Compassion for children and fellow human beings, and talking meaningfully about ceasefire, peace and justice are the first steps to stop a war.

Under international law, six violations against children are recognised. These include armed forces and rebel groups recruiting children, the killing and maiming of children, the abduction of children, sexual violence and sexual abuse of children, attacking schools and hospitals where children are present, and the denial of humanitarian access.

In any conflict, these laws must be respected and the mounting cases of child casualties should be a wake-up call for us all. A baby dying in an incubator that has been denied the electricity it needs to deliver oxygen is a vote of no confidence against humanity. It is a stain on our collective conscience.

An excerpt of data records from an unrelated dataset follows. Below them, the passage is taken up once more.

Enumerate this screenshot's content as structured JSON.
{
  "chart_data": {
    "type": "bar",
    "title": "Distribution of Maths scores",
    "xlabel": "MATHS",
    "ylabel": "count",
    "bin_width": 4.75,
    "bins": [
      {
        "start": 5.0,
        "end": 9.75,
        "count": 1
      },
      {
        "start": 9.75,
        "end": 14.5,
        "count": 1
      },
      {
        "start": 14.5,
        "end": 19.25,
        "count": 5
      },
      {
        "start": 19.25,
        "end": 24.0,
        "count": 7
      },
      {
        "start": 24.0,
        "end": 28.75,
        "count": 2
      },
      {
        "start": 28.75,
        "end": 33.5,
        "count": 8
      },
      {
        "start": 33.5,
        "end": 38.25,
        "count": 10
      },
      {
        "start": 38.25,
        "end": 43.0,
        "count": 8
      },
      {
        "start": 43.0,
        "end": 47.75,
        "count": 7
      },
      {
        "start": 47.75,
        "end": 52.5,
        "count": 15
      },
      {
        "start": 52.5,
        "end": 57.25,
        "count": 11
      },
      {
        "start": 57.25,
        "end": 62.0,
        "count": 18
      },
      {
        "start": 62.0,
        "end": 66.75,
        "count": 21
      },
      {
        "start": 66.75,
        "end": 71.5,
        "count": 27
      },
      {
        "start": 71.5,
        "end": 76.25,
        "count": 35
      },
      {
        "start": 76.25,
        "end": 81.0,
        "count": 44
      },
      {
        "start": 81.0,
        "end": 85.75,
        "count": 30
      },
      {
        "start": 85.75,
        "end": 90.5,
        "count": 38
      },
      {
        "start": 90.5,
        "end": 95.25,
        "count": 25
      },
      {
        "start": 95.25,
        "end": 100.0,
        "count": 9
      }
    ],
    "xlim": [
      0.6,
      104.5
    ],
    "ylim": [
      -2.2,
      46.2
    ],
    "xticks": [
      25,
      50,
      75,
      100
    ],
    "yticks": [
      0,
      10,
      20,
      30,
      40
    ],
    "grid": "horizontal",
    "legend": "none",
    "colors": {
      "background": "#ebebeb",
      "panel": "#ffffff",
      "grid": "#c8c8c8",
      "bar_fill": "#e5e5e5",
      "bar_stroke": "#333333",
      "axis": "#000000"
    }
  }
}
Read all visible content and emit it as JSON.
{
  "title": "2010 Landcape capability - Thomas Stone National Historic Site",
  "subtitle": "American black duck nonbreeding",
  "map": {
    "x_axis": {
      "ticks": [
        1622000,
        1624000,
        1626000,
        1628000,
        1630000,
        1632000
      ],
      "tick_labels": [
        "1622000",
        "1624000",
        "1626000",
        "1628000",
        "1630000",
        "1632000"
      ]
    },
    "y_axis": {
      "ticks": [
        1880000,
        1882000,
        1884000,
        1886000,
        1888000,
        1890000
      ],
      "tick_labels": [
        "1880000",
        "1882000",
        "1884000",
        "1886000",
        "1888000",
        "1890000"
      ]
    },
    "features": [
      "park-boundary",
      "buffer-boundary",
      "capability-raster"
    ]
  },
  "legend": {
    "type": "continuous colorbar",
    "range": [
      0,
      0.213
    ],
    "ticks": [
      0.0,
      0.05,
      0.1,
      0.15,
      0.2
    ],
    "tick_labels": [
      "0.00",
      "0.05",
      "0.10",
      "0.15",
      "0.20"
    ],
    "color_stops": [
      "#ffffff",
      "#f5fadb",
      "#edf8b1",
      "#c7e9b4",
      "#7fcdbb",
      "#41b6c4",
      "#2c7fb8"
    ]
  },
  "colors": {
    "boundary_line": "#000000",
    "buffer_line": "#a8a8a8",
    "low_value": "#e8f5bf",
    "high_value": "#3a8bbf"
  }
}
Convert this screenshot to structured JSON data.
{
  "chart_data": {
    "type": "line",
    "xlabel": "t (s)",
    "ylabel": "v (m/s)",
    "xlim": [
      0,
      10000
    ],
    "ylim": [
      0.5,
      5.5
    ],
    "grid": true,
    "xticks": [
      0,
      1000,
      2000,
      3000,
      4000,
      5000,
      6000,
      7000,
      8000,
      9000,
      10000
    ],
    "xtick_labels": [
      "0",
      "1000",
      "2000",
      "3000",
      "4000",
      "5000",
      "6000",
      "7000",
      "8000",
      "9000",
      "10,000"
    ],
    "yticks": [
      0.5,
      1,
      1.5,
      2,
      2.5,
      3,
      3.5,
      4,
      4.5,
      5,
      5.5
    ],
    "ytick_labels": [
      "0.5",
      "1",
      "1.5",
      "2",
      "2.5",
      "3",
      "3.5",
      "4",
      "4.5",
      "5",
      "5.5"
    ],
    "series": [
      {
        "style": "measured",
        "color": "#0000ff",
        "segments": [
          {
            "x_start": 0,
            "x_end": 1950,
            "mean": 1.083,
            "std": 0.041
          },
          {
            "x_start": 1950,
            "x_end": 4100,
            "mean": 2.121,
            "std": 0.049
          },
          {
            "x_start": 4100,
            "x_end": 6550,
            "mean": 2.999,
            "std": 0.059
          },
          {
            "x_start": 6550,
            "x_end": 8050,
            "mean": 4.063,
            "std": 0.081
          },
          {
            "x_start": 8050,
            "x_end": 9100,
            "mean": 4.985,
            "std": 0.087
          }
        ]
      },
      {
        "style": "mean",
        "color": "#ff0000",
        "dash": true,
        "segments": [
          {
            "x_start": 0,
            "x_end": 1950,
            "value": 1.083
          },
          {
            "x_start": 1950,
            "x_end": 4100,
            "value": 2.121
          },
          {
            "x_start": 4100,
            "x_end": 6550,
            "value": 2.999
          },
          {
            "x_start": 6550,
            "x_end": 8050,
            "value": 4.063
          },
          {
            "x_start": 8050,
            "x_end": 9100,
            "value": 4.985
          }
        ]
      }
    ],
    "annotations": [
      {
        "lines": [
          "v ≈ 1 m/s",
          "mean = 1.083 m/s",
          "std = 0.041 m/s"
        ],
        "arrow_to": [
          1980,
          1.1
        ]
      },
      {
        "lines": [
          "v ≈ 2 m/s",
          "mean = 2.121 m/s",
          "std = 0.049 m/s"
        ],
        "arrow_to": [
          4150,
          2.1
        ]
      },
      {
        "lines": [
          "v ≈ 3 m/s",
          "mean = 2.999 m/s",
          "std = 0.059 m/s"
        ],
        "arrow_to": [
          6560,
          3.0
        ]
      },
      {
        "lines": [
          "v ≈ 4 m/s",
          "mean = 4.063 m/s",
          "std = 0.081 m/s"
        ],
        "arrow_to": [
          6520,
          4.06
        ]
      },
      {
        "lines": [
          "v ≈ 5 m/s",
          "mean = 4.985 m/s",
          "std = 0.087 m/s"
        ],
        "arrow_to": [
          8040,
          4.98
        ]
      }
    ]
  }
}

For children, stopping war means stopping them from being killed, or maimed or permanently injured – physically and mentally. It means stopping them from dying from dehydration or starvation or a lack of medical care.

A ceasefire means getting war-wounded and displaced children clean water, food, life-saving humanitarian assistance, emotional care and, with this, dignity.

In Palestine and Israel, an unconditional and urgent ceasefire is the only way to give humanity, and children, a chance.

Dr Unni Krishnan is the global humanitarian director at Plan International.